Get up, get focused and stay with it

This may come as a shock to those who know me, but I’ve gone into the bedroom, closed the door, pulled the covers over and closed my eyes as much as the next person. In other words, I “go-fetal” for a time. You think fired news anchors act like nothing happens the first day they don’t have a job? Nope–I bet they go fetal just like the rest of us.

Breaking the pity party involves forced activity, stepping one pace away from sadness and depression towards a better tomorrow. My mantra is that “No one’s going to fix me, so I have to do it myself.”

If you find you can’t get out of bed, start by praying. When I’m feeling backed into a corner, the prayer is simple: all I have to give is a smile, so please Lord, let the recipient of that smile need it as much as I need to give it. The alarm goes off at 5:45 am.
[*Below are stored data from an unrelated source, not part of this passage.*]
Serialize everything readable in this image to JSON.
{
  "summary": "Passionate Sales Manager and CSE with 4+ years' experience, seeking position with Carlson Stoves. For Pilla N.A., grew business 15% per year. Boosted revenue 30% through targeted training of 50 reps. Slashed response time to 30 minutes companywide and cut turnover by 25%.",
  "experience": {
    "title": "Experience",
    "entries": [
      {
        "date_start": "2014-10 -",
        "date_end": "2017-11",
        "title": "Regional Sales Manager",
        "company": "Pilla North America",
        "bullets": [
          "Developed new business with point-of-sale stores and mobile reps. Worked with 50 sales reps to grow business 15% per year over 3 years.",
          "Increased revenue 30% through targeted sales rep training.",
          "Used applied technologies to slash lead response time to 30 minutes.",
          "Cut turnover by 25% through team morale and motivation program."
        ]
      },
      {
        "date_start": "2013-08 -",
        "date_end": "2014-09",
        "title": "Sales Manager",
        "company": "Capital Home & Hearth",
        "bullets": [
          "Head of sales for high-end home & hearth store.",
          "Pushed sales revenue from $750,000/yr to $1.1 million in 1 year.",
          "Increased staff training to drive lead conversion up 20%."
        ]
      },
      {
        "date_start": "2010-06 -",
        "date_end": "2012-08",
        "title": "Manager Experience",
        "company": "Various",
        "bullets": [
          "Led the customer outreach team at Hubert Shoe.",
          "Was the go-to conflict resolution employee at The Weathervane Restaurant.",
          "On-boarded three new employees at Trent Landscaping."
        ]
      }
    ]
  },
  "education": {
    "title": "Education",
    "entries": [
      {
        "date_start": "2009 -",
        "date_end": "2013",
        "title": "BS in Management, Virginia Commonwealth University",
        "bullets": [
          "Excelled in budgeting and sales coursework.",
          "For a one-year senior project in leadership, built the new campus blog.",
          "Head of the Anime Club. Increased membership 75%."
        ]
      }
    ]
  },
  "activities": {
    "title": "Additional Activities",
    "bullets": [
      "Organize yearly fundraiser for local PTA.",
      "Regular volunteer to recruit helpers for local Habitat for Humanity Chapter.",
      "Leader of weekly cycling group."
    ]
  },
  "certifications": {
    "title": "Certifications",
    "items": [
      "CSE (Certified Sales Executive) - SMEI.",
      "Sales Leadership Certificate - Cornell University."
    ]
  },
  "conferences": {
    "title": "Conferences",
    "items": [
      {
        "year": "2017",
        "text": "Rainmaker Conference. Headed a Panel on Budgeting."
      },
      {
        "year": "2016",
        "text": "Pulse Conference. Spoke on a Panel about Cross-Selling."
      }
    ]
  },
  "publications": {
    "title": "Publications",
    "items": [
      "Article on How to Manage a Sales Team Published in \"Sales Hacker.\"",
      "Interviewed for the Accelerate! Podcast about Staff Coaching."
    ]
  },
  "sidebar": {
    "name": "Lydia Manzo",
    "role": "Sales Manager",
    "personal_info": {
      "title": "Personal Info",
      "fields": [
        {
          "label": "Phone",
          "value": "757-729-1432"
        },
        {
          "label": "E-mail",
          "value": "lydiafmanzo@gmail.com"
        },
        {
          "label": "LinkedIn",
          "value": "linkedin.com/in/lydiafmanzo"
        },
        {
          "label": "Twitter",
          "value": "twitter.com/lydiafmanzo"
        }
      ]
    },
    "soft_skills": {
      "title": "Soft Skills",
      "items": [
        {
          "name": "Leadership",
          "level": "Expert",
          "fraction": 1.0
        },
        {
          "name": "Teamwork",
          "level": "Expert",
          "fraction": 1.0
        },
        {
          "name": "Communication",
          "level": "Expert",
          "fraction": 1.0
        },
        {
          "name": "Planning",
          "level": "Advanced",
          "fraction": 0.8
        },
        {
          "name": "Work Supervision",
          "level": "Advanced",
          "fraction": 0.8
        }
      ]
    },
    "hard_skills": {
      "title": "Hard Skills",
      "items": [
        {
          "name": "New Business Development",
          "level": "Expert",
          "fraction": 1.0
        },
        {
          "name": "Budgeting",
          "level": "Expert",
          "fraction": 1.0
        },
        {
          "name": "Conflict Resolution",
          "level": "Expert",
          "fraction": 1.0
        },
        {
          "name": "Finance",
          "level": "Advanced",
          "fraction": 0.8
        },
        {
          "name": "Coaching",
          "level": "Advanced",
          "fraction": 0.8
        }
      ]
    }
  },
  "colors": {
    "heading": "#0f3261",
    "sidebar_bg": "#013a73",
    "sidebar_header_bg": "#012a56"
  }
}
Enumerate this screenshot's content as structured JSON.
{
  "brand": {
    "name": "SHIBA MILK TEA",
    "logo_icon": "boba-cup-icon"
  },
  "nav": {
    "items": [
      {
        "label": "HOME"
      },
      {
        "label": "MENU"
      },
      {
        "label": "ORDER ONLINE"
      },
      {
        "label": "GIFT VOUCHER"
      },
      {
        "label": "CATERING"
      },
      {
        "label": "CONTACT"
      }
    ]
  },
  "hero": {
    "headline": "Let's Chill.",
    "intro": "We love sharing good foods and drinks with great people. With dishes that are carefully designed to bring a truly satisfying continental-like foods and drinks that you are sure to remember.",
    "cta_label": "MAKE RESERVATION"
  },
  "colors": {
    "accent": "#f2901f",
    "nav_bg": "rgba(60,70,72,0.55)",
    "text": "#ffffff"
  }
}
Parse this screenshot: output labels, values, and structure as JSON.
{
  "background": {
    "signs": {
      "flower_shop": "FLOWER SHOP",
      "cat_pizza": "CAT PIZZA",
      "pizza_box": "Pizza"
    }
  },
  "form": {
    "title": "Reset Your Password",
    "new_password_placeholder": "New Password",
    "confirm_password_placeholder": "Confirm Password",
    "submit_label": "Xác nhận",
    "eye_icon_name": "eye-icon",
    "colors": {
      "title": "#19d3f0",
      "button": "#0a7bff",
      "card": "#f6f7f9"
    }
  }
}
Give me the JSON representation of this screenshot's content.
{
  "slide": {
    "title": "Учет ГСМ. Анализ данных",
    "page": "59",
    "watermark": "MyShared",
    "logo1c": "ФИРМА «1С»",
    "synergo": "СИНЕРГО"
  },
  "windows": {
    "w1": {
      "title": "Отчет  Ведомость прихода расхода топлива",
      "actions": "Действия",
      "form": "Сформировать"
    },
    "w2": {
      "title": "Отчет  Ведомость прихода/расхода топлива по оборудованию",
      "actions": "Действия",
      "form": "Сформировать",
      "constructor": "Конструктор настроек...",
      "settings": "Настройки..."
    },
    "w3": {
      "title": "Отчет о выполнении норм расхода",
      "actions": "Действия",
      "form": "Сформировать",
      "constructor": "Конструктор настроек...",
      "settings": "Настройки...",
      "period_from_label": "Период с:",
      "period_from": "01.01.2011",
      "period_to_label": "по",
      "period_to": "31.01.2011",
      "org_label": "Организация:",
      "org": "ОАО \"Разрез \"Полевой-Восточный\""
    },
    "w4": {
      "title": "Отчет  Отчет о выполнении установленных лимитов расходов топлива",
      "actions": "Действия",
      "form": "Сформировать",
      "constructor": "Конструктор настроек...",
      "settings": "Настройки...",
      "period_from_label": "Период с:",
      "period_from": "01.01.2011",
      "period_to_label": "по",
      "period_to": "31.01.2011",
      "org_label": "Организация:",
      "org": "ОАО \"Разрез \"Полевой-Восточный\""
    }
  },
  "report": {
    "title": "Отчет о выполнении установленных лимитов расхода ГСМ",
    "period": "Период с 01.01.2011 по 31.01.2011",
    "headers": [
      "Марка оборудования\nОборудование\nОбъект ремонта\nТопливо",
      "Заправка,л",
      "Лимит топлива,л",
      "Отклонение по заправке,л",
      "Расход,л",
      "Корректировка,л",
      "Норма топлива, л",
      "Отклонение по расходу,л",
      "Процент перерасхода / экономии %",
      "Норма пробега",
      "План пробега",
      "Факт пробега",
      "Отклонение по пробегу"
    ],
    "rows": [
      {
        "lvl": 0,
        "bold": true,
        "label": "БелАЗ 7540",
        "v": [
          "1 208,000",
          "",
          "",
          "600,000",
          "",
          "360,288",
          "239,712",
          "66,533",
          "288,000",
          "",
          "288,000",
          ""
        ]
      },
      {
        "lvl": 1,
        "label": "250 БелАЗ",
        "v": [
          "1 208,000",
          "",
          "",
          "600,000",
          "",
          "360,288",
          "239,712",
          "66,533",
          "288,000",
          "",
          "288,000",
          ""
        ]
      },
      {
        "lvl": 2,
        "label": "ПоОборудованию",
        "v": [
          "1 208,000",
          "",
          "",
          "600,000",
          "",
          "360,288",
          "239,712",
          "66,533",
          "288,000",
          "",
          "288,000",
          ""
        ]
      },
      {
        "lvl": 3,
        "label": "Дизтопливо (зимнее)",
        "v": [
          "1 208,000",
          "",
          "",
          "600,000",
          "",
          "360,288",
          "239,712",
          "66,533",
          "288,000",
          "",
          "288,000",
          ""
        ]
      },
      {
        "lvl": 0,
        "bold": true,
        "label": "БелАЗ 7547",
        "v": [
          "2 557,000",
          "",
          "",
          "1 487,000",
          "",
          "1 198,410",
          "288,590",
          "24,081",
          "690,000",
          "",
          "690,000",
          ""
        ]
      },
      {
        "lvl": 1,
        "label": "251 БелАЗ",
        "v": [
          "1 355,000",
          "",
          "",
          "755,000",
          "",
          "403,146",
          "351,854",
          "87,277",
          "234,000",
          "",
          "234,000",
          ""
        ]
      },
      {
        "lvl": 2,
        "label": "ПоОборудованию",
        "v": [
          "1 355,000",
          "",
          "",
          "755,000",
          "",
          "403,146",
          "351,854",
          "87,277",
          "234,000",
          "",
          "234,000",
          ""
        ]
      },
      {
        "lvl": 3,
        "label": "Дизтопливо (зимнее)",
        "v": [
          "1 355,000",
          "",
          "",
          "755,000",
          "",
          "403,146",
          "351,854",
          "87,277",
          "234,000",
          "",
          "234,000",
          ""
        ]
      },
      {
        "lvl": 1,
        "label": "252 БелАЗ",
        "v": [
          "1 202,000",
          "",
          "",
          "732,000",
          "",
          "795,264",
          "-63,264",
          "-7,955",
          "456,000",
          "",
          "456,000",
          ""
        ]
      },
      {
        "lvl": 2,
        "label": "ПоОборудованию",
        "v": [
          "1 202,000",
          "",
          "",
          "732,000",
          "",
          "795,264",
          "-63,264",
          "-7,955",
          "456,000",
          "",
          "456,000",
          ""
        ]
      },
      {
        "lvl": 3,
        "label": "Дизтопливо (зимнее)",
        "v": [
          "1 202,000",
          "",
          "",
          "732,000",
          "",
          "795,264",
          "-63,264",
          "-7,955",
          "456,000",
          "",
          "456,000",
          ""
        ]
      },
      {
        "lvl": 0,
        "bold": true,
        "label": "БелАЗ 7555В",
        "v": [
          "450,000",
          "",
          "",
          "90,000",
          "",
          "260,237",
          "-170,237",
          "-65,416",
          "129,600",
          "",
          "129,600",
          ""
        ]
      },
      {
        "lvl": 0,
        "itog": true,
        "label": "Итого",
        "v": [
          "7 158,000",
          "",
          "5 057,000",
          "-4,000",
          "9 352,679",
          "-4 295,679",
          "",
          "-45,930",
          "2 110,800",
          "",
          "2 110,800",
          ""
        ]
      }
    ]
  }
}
Instead of sleeping for another ten, I use that time to pray.

Today, both prayer and action were answered by the large cross-eyed checker with the expansive, clear face mask. We were talking about the holidays when another checker (male, nice looking) mentioned that a woman had given him a gift for being so helpful, and in return, he’d given her a large bag of fresh raspberries (this kind of thing happens in Idaho). My checker volunteered that her birthday is December 16th (to no one in particular) and it occurred to me how much easier it might before a customer to give thanks to a nice looking, single (albeit 50-something) man than a much younger woman of large stature who was just as pleasant. Imagine her surprise if someone put a little joy in her life on that day just because? Secondarily, would I have known had we not been chit-chatting about nothing more than holidays?

Don’t focus on where you began, but where you are going

I recently listened to a talk and it had a great sentence I made sure to write down, then went back and listened to the entire thing (12 min).

“Let me share two areas of encouragement for those facing difficult starting circumstances. First, focus on where you are headed and not where you began. It would be wrong to ignore your circumstances—they are real and need to be addressed. But over focusing on a difficult starting point can cause it to define you and even constrain your ability to choose.”

What a wonderful reminder–don’t get caught up in what brought you to this point, but concentrate on going forward, learning from mistakes while putting good energy towards your goal.

Thinking back to this morning at the checkout counter. Had I not made the choice to be pray, be an active conduit for good energy, I’d never had the conversation. I recall smiling a bit larger at her because I now know two things I didn’t when I woke: her name (Heidi) and her birthday. Those two facts brought joy to my life, proving that little things can also be pebbles of goodness. It’s now my job to stack one upon another and keep the momentum going.